PLANNING officials are recommending approval for 36 flats beside Alexandra Park in Haghill despite a number of residents objecting.
The development by Home Group is proposed for the site of a former care home, Peter McEachran House, at Kennyhill Square, near Cumbernauld Road. It is due to be considered by councillors on Glasgow City Council’s planning applications committee on Tuesday.
The building would have six floors and contain 12 one-bed flats and 24 two-bed flats (of which four would be wheelchair adaptable).
Twenty-five objections have been received including one from Dennistoun Community Council along with a petition signed by 65 local residents. Concerns raised include:
— Damage to the historic nature of the neighbourhood;
— Lack of parking in the area and traffic problems
— The proposal being is out of keeping and scale with the surrounding properties.

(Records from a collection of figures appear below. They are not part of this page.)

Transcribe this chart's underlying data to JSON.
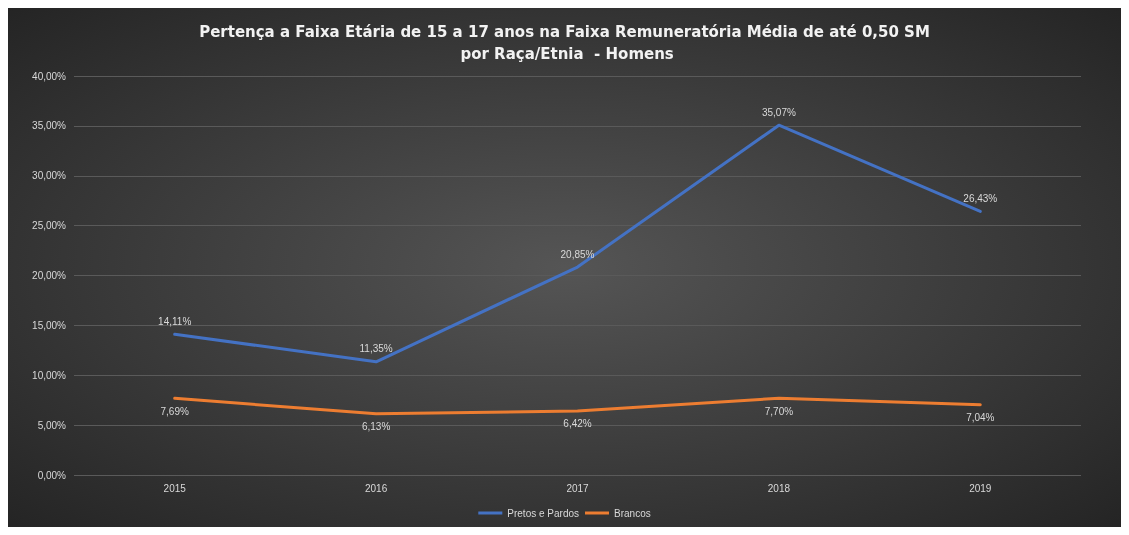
{
  "chart_data": {
    "type": "line",
    "title": "Pertença a Faixa Etária de 15 a 17 anos na Faixa Remuneratória Média de até 0,50 SM por Raça/Etnia  - Homens",
    "categories": [
      "2015",
      "2016",
      "2017",
      "2018",
      "2019"
    ],
    "series": [
      {
        "name": "Pretos e Pardos",
        "color": "#4472c4",
        "values": [
          14.11,
          11.35,
          20.85,
          35.07,
          26.43
        ],
        "value_labels": [
          "14,11%",
          "11,35%",
          "20,85%",
          "35,07%",
          "26,43%"
        ]
      },
      {
        "name": "Brancos",
        "color": "#ed7d31",
        "values": [
          7.69,
          6.13,
          6.42,
          7.7,
          7.04
        ],
        "value_labels": [
          "7,69%",
          "6,13%",
          "6,42%",
          "7,70%",
          "7,04%"
        ]
      }
    ],
    "ylim": [
      0,
      40
    ],
    "yticks": [
      {
        "value": 0,
        "label": "0,00%"
      },
      {
        "value": 5,
        "label": "5,00%"
      },
      {
        "value": 10,
        "label": "10,00%"
      },
      {
        "value": 15,
        "label": "15,00%"
      },
      {
        "value": 20,
        "label": "20,00%"
      },
      {
        "value": 25,
        "label": "25,00%"
      },
      {
        "value": 30,
        "label": "30,00%"
      },
      {
        "value": 35,
        "label": "35,00%"
      },
      {
        "value": 40,
        "label": "40,00%"
      }
    ],
    "grid": "y",
    "legend": "bottom",
    "marker": "none",
    "line_style": "solid"
  }
}
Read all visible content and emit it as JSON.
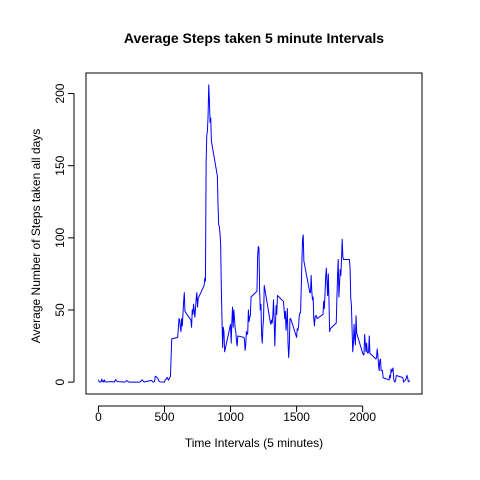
{
  "chart_data": {
    "type": "line",
    "title": "Average Steps taken 5 minute Intervals",
    "xlabel": "Time Intervals (5 minutes)",
    "ylabel": "Average Number of Steps taken all days",
    "xlim": [
      0,
      2355
    ],
    "ylim": [
      0,
      206
    ],
    "x_ticks": [
      0,
      500,
      1000,
      1500,
      2000
    ],
    "y_ticks": [
      0,
      50,
      100,
      150,
      200
    ],
    "grid": false,
    "legend": "none",
    "line_color": "#0000ff",
    "series": [
      {
        "points": [
          [
            0,
            1.7
          ],
          [
            5,
            0.3
          ],
          [
            10,
            0.1
          ],
          [
            15,
            0.2
          ],
          [
            20,
            0.1
          ],
          [
            25,
            2.1
          ],
          [
            30,
            0.5
          ],
          [
            35,
            0.9
          ],
          [
            40,
            0
          ],
          [
            45,
            1.5
          ],
          [
            50,
            0.3
          ],
          [
            55,
            0.1
          ],
          [
            100,
            0.3
          ],
          [
            110,
            0.2
          ],
          [
            120,
            0
          ],
          [
            130,
            1.8
          ],
          [
            140,
            0.4
          ],
          [
            150,
            0.3
          ],
          [
            200,
            0
          ],
          [
            215,
            1.1
          ],
          [
            230,
            0
          ],
          [
            245,
            0
          ],
          [
            300,
            0
          ],
          [
            315,
            0
          ],
          [
            330,
            1.6
          ],
          [
            345,
            0.1
          ],
          [
            400,
            1.2
          ],
          [
            415,
            0
          ],
          [
            425,
            0.4
          ],
          [
            430,
            4.1
          ],
          [
            440,
            3.5
          ],
          [
            450,
            2.5
          ],
          [
            455,
            1.1
          ],
          [
            465,
            0.2
          ],
          [
            500,
            0
          ],
          [
            505,
            1.6
          ],
          [
            515,
            2.2
          ],
          [
            520,
            3.3
          ],
          [
            530,
            1.4
          ],
          [
            545,
            4.0
          ],
          [
            550,
            17
          ],
          [
            555,
            30
          ],
          [
            600,
            31
          ],
          [
            610,
            44
          ],
          [
            615,
            43
          ],
          [
            620,
            38
          ],
          [
            625,
            35
          ],
          [
            630,
            44
          ],
          [
            635,
            39
          ],
          [
            640,
            48
          ],
          [
            645,
            56
          ],
          [
            650,
            62
          ],
          [
            655,
            49
          ],
          [
            700,
            43
          ],
          [
            705,
            38
          ],
          [
            710,
            50
          ],
          [
            715,
            47
          ],
          [
            720,
            54
          ],
          [
            730,
            45
          ],
          [
            740,
            58
          ],
          [
            745,
            62
          ],
          [
            750,
            52
          ],
          [
            755,
            58
          ],
          [
            800,
            67
          ],
          [
            805,
            72
          ],
          [
            810,
            70
          ],
          [
            815,
            152
          ],
          [
            820,
            171
          ],
          [
            825,
            174
          ],
          [
            830,
            185
          ],
          [
            835,
            206
          ],
          [
            840,
            195
          ],
          [
            845,
            180
          ],
          [
            850,
            183
          ],
          [
            855,
            167
          ],
          [
            900,
            143
          ],
          [
            905,
            124
          ],
          [
            910,
            109
          ],
          [
            915,
            108
          ],
          [
            920,
            103
          ],
          [
            925,
            96
          ],
          [
            930,
            66
          ],
          [
            935,
            45
          ],
          [
            940,
            24
          ],
          [
            945,
            38
          ],
          [
            950,
            35
          ],
          [
            955,
            21
          ],
          [
            1000,
            40
          ],
          [
            1005,
            27
          ],
          [
            1010,
            42
          ],
          [
            1015,
            52
          ],
          [
            1020,
            38
          ],
          [
            1025,
            50
          ],
          [
            1030,
            44
          ],
          [
            1035,
            37
          ],
          [
            1040,
            35
          ],
          [
            1045,
            28
          ],
          [
            1050,
            25
          ],
          [
            1055,
            32
          ],
          [
            1100,
            31
          ],
          [
            1105,
            30
          ],
          [
            1110,
            22
          ],
          [
            1115,
            26
          ],
          [
            1120,
            35
          ],
          [
            1125,
            33
          ],
          [
            1130,
            34
          ],
          [
            1135,
            50
          ],
          [
            1140,
            42
          ],
          [
            1145,
            45
          ],
          [
            1150,
            46
          ],
          [
            1155,
            59
          ],
          [
            1200,
            63
          ],
          [
            1205,
            87
          ],
          [
            1210,
            94
          ],
          [
            1215,
            93
          ],
          [
            1220,
            64
          ],
          [
            1225,
            50
          ],
          [
            1230,
            54
          ],
          [
            1235,
            33
          ],
          [
            1240,
            27
          ],
          [
            1245,
            38
          ],
          [
            1250,
            45
          ],
          [
            1255,
            67
          ],
          [
            1300,
            42
          ],
          [
            1305,
            40
          ],
          [
            1310,
            43
          ],
          [
            1315,
            41
          ],
          [
            1320,
            46
          ],
          [
            1325,
            57
          ],
          [
            1330,
            43
          ],
          [
            1335,
            25
          ],
          [
            1340,
            40
          ],
          [
            1345,
            53
          ],
          [
            1350,
            47
          ],
          [
            1355,
            60
          ],
          [
            1400,
            56
          ],
          [
            1405,
            51
          ],
          [
            1410,
            44
          ],
          [
            1415,
            49
          ],
          [
            1420,
            36
          ],
          [
            1425,
            43
          ],
          [
            1430,
            51
          ],
          [
            1435,
            27
          ],
          [
            1440,
            17
          ],
          [
            1445,
            26
          ],
          [
            1450,
            44
          ],
          [
            1455,
            44
          ],
          [
            1500,
            31
          ],
          [
            1505,
            37
          ],
          [
            1510,
            36
          ],
          [
            1515,
            39
          ],
          [
            1520,
            46
          ],
          [
            1525,
            48
          ],
          [
            1530,
            48
          ],
          [
            1535,
            65
          ],
          [
            1540,
            83
          ],
          [
            1545,
            99
          ],
          [
            1550,
            102
          ],
          [
            1555,
            84
          ],
          [
            1600,
            62
          ],
          [
            1605,
            62
          ],
          [
            1610,
            74
          ],
          [
            1615,
            63
          ],
          [
            1620,
            57
          ],
          [
            1625,
            59
          ],
          [
            1630,
            44
          ],
          [
            1635,
            39
          ],
          [
            1640,
            45
          ],
          [
            1645,
            46
          ],
          [
            1650,
            46
          ],
          [
            1655,
            44
          ],
          [
            1700,
            47
          ],
          [
            1705,
            56
          ],
          [
            1710,
            51
          ],
          [
            1715,
            61
          ],
          [
            1720,
            73
          ],
          [
            1725,
            79
          ],
          [
            1730,
            69
          ],
          [
            1735,
            60
          ],
          [
            1740,
            75
          ],
          [
            1745,
            57
          ],
          [
            1750,
            35
          ],
          [
            1755,
            37
          ],
          [
            1800,
            41
          ],
          [
            1805,
            58
          ],
          [
            1810,
            74
          ],
          [
            1815,
            85
          ],
          [
            1820,
            59
          ],
          [
            1825,
            68
          ],
          [
            1830,
            78
          ],
          [
            1835,
            74
          ],
          [
            1840,
            85
          ],
          [
            1845,
            99
          ],
          [
            1850,
            87
          ],
          [
            1855,
            85
          ],
          [
            1900,
            85
          ],
          [
            1905,
            78
          ],
          [
            1910,
            58
          ],
          [
            1915,
            53
          ],
          [
            1920,
            36
          ],
          [
            1925,
            21
          ],
          [
            1930,
            27
          ],
          [
            1935,
            40
          ],
          [
            1940,
            30
          ],
          [
            1945,
            26
          ],
          [
            1950,
            46
          ],
          [
            1955,
            34
          ],
          [
            2000,
            20
          ],
          [
            2005,
            19
          ],
          [
            2010,
            19
          ],
          [
            2015,
            33
          ],
          [
            2020,
            27
          ],
          [
            2025,
            21
          ],
          [
            2030,
            27
          ],
          [
            2035,
            21
          ],
          [
            2040,
            20
          ],
          [
            2045,
            21
          ],
          [
            2050,
            32
          ],
          [
            2055,
            20
          ],
          [
            2100,
            16
          ],
          [
            2105,
            17
          ],
          [
            2110,
            23
          ],
          [
            2115,
            19
          ],
          [
            2120,
            12
          ],
          [
            2125,
            8
          ],
          [
            2130,
            15
          ],
          [
            2135,
            16
          ],
          [
            2140,
            8
          ],
          [
            2145,
            8
          ],
          [
            2150,
            8
          ],
          [
            2155,
            3
          ],
          [
            2200,
            1.5
          ],
          [
            2205,
            4.7
          ],
          [
            2210,
            3
          ],
          [
            2215,
            9
          ],
          [
            2220,
            7
          ],
          [
            2225,
            8.7
          ],
          [
            2230,
            9.8
          ],
          [
            2235,
            2.2
          ],
          [
            2240,
            0.3
          ],
          [
            2245,
            0.1
          ],
          [
            2250,
            1.6
          ],
          [
            2255,
            4.6
          ],
          [
            2300,
            3.3
          ],
          [
            2305,
            2.8
          ],
          [
            2310,
            0
          ],
          [
            2315,
            0.8
          ],
          [
            2320,
            1
          ],
          [
            2325,
            1.6
          ],
          [
            2330,
            2.6
          ],
          [
            2335,
            4.7
          ],
          [
            2340,
            3.3
          ],
          [
            2345,
            0.6
          ],
          [
            2350,
            0.2
          ],
          [
            2355,
            1.1
          ]
        ]
      }
    ]
  }
}
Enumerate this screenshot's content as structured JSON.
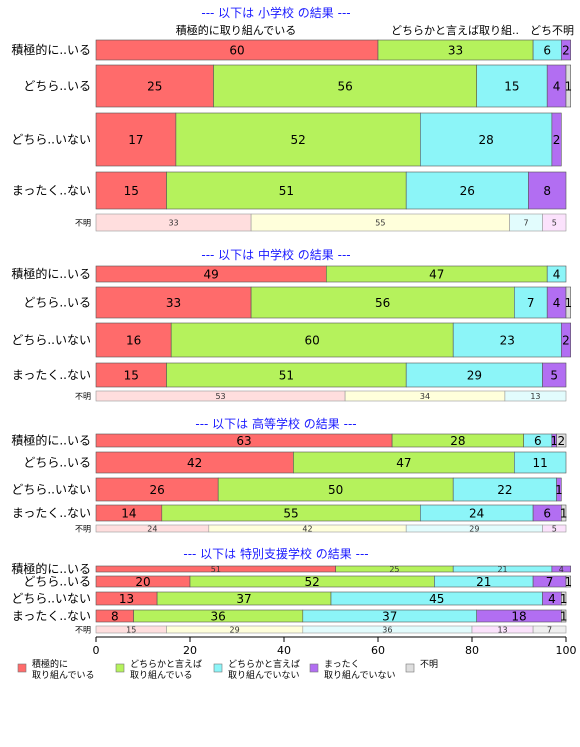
{
  "chart_data": {
    "type": "bar",
    "orientation": "horizontal-stacked-percent",
    "categories": [
      "積極的に取り組んでいる",
      "どちらかと言えば取り組んでいる",
      "どちらかと言えば取り組んでいない",
      "まったく取り組んでいない",
      "不明"
    ],
    "colors": [
      "#ff6b6b",
      "#b5f25c",
      "#8cf5f8",
      "#b26ef2",
      "#dedede"
    ],
    "xlim": [
      0,
      100
    ],
    "xticks": [
      "0",
      "20",
      "40",
      "60",
      "80",
      "100"
    ],
    "legend_position": "bottom",
    "legend": [
      {
        "line1": "積極的に",
        "line2": "取り組んでいる"
      },
      {
        "line1": "どちらかと言えば",
        "line2": "取り組んでいる"
      },
      {
        "line1": "どちらかと言えば",
        "line2": "取り組んでいない"
      },
      {
        "line1": "まったく",
        "line2": "取り組んでいない"
      },
      {
        "line1": "不明",
        "line2": ""
      }
    ],
    "header_labels": [
      "積極的に取り組んでいる",
      "どちらかと言えば取り組..",
      "どち",
      "不明"
    ],
    "panels": [
      {
        "title": "--- 以下は 小学校 の結果 ---",
        "rows": [
          {
            "label": "積極的に..いる",
            "values": [
              60,
              33,
              6,
              2,
              0
            ]
          },
          {
            "label": "どちら..いる",
            "values": [
              25,
              56,
              15,
              4,
              1
            ]
          },
          {
            "label": "どちら..いない",
            "values": [
              17,
              52,
              28,
              2,
              0
            ]
          },
          {
            "label": "まったく..ない",
            "values": [
              15,
              51,
              26,
              8,
              0
            ]
          },
          {
            "label": "不明",
            "values": [
              33,
              55,
              7,
              5,
              0
            ]
          }
        ]
      },
      {
        "title": "--- 以下は 中学校 の結果 ---",
        "rows": [
          {
            "label": "積極的に..いる",
            "values": [
              49,
              47,
              4,
              0,
              0
            ]
          },
          {
            "label": "どちら..いる",
            "values": [
              33,
              56,
              7,
              4,
              1
            ]
          },
          {
            "label": "どちら..いない",
            "values": [
              16,
              60,
              23,
              2,
              0
            ]
          },
          {
            "label": "まったく..ない",
            "values": [
              15,
              51,
              29,
              5,
              0
            ]
          },
          {
            "label": "不明",
            "values": [
              53,
              34,
              13,
              0,
              0
            ]
          }
        ]
      },
      {
        "title": "--- 以下は 高等学校 の結果 ---",
        "rows": [
          {
            "label": "積極的に..いる",
            "values": [
              63,
              28,
              6,
              1,
              2
            ]
          },
          {
            "label": "どちら..いる",
            "values": [
              42,
              47,
              11,
              0,
              0
            ]
          },
          {
            "label": "どちら..いない",
            "values": [
              26,
              50,
              22,
              1,
              0
            ]
          },
          {
            "label": "まったく..ない",
            "values": [
              14,
              55,
              24,
              6,
              1
            ]
          },
          {
            "label": "不明",
            "values": [
              24,
              42,
              29,
              5,
              0
            ]
          }
        ]
      },
      {
        "title": "--- 以下は 特別支援学校 の結果 ---",
        "rows": [
          {
            "label": "積極的に..いる",
            "values": [
              51,
              25,
              21,
              4,
              0
            ]
          },
          {
            "label": "どちら..いる",
            "values": [
              20,
              52,
              21,
              7,
              1
            ]
          },
          {
            "label": "どちら..いない",
            "values": [
              13,
              37,
              45,
              4,
              1
            ]
          },
          {
            "label": "まったく..ない",
            "values": [
              8,
              36,
              37,
              18,
              1
            ]
          },
          {
            "label": "不明",
            "values": [
              15,
              29,
              36,
              13,
              7
            ]
          }
        ]
      }
    ]
  }
}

There have been some changes from the original application including reduction in parking provision from 36 spaces to 16 spaces to allow introduction of a landscaped buffer between the development and Alexandra Park. Balconies are now also proposed.
A planning department report states: “The scale of the proposals has been designed to directly tie into the well-established ridge heights throughout the Cumbernauld Road, Kennyhill Square and wider Haghill area.
“While the form is undoubtedly modern, strong design cues have also been taken to reflect the architectural characteristics of the neighbouring Victorian tenements.
“The proposals have been carefully designed to complete the urban block by respecting the building line established within Kennyhill Square, and by closely mirroring the building line at Easter Craigs on the opposite side of the square.”
The low level of car parking “is mitigated by the area’s high accessibility rating which indicates a high standard of public transport service that facilitates use without a timetable, with minimum waiting times”.
Officials said that providing more parking spaces would see a decrease in the proposed 6.3 metre landscaped buffer between the site and the boundary of Alexandra Park.
They conclude: “It is therefore considered acceptable in this case, subject to conditions requiring the 16 spaces to be allocated and residents without an allocated space to be supplied with a residential travel pack, to allow for a reduction in parking standards at the site.
“Given that the applicant is a social landlord, parking can be controlled. Only a number of units will have a dedicated parking space, the rest will be advertised as car-free by the applicant.
“In addition to this, the applicant has detailed provision for safe and secure cycle storage at the rear of the development providing for 46 cycles (one for each resident in addition to one for every four units for visitors).”
This computer-generated image shows the original design which did not have balconies, had more parking and no landscape buffer to the park.